The rear negative camber angle for the Mazda 5 is too much for how most people drive this car. It causes too much inside edge wear of the rear tires. Look up “camber angle” on WIKI for an explanation of negative camber angle; but, basically it’s there for Zoom Zoom handling. My comment is that I have purchased adjustable upper rear control arms. ( Several distributors have the same control arm under different names. One is: PROFESSIONAL GRADE ADJUSTABLE REAR ARM ALIGNMENT ASSEMBLY 2010 Mazda 5 Raybestos Price: $ 110.99 Qty: 2.00 Part #: RAY6111187 ) These are the same as is used on the Mazda 3. I installed them myself and adjusted the camber myself to between ½ and 1 degree negative. This is a bit less than half the Mazda specification. Unlike most drivers I often drive in and out freeway ramps at near the adhesion limit of my tires. I have noticed a very slight reduction in rear adhesion, no stability loss, and understeer is still maintained. Any competent suspension and alignment place can do what I did. My recommendation is 1 degree negative. I also now have 215 50 R 17 M&S tires on my Mazda 5 with no clearance problems and my speedo error went from reading 1.5 mph high to 0.5 low, again no problem.
Quote from Think: “Unlike most drivers I often drive in and out freeway ramps at near the adhesion limit of my tires.” Unquote
Gas pedal athlete? After you park your car at work, do you run to your work station, rounding corners near the adhesion limit of your shoes?
Rotating tires should even the wear, though the excessive camber will shorten overall tire life. Interesting read, though I wonder about “I often drive in and out freeway ramps at near the adhesion limit of my tires” that must be 20 mph over suggested speed limit? (you know the sign that says 35mph or whatever.) as I am always very comfortable at 10 mph over.

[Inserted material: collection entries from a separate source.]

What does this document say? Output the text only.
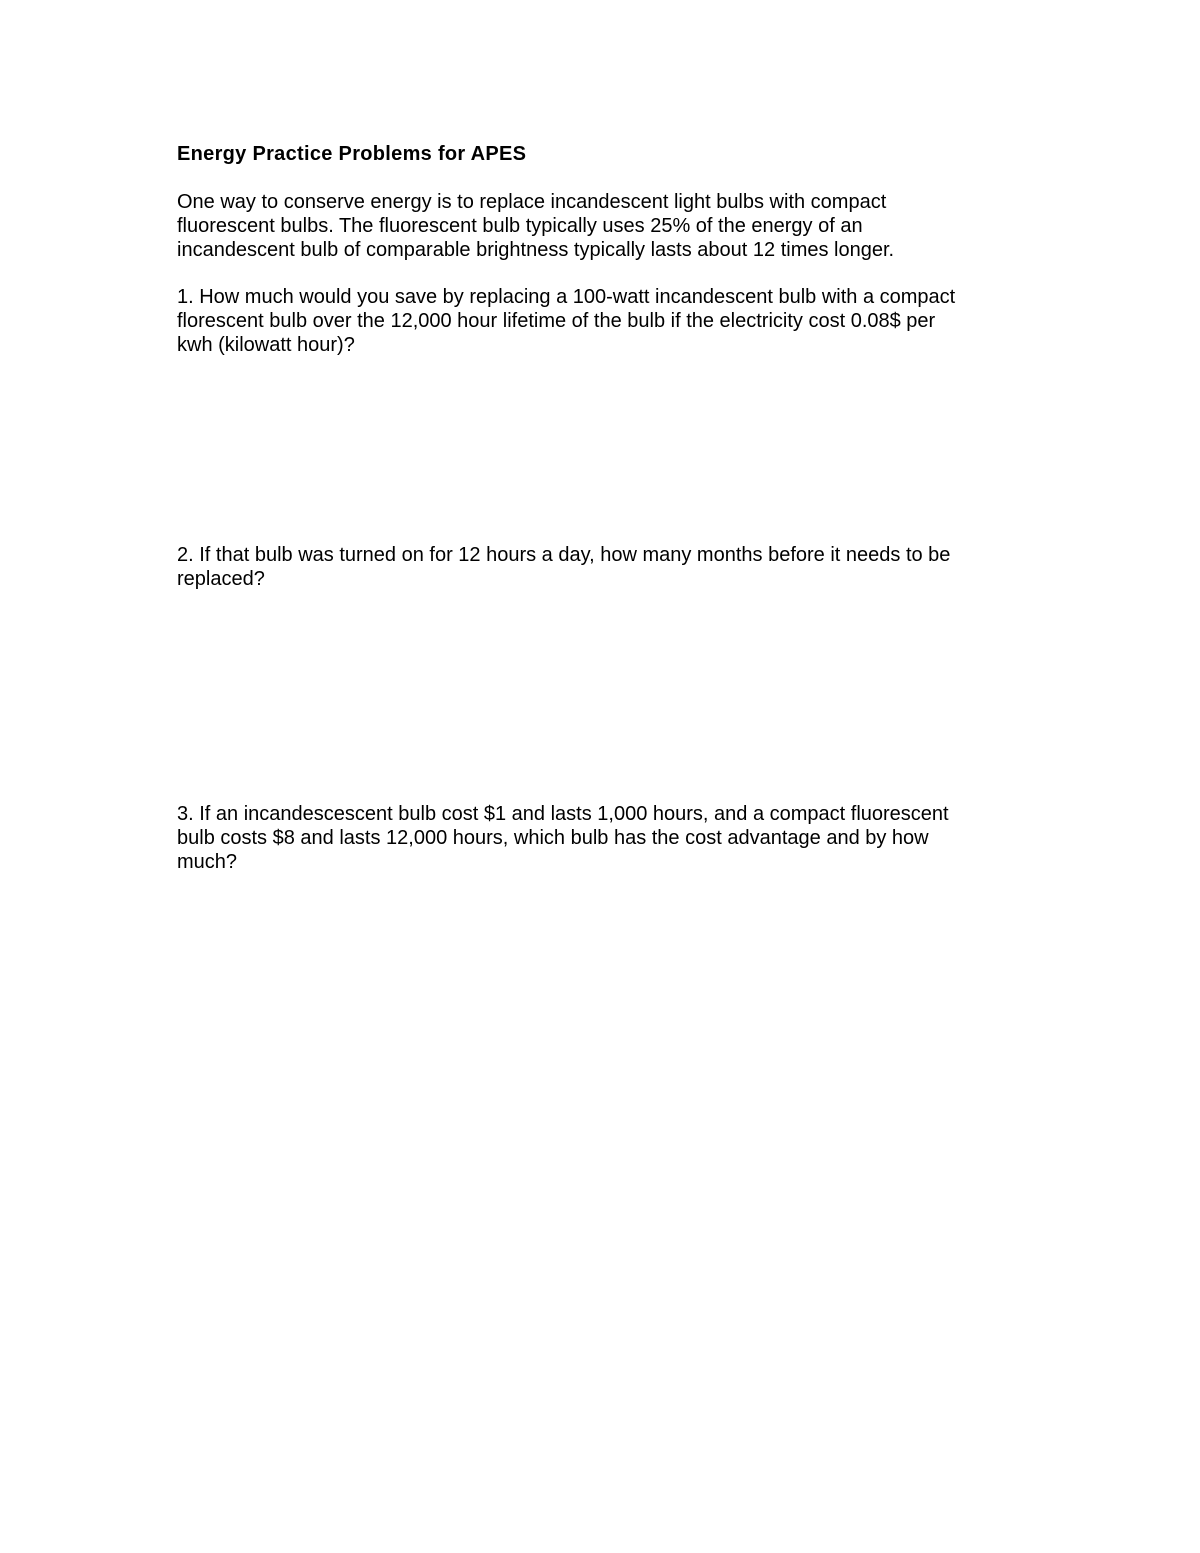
Energy Practice Problems for APES

One way to conserve energy is to replace incandescent light bulbs with compact

fluorescent bulbs. The fluorescent bulb typically uses 25% of the energy of an

incandescent bulb of comparable brightness typically lasts about 12 times longer.

1. How much would you save by replacing a 100-watt incandescent bulb with a compact

florescent bulb over the 12,000 hour lifetime of the bulb if the electricity cost 0.08$ per

kwh (kilowatt hour)?

2. If that bulb was turned on for 12 hours a day, how many months before it needs to be

replaced?

3. If an incandescescent bulb cost $1 and lasts 1,000 hours, and a compact fluorescent

bulb costs $8 and lasts 12,000 hours, which bulb has the cost advantage and by how

much?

If the OP’s main consideration is right turns off the freeway, he should have negative camber on the rear driver’s side and positive camber on the rear passenger’s side. That would give fabulous off-ramp understeer — if he leaves the ramp it definitely will be front first!
Double it and at 10. That’s what those signs mean. It’s just a suggestion, anyway, right?
Stop means you, not me, and yellow light means go faster?
Who knew an offramp was really a skid pad?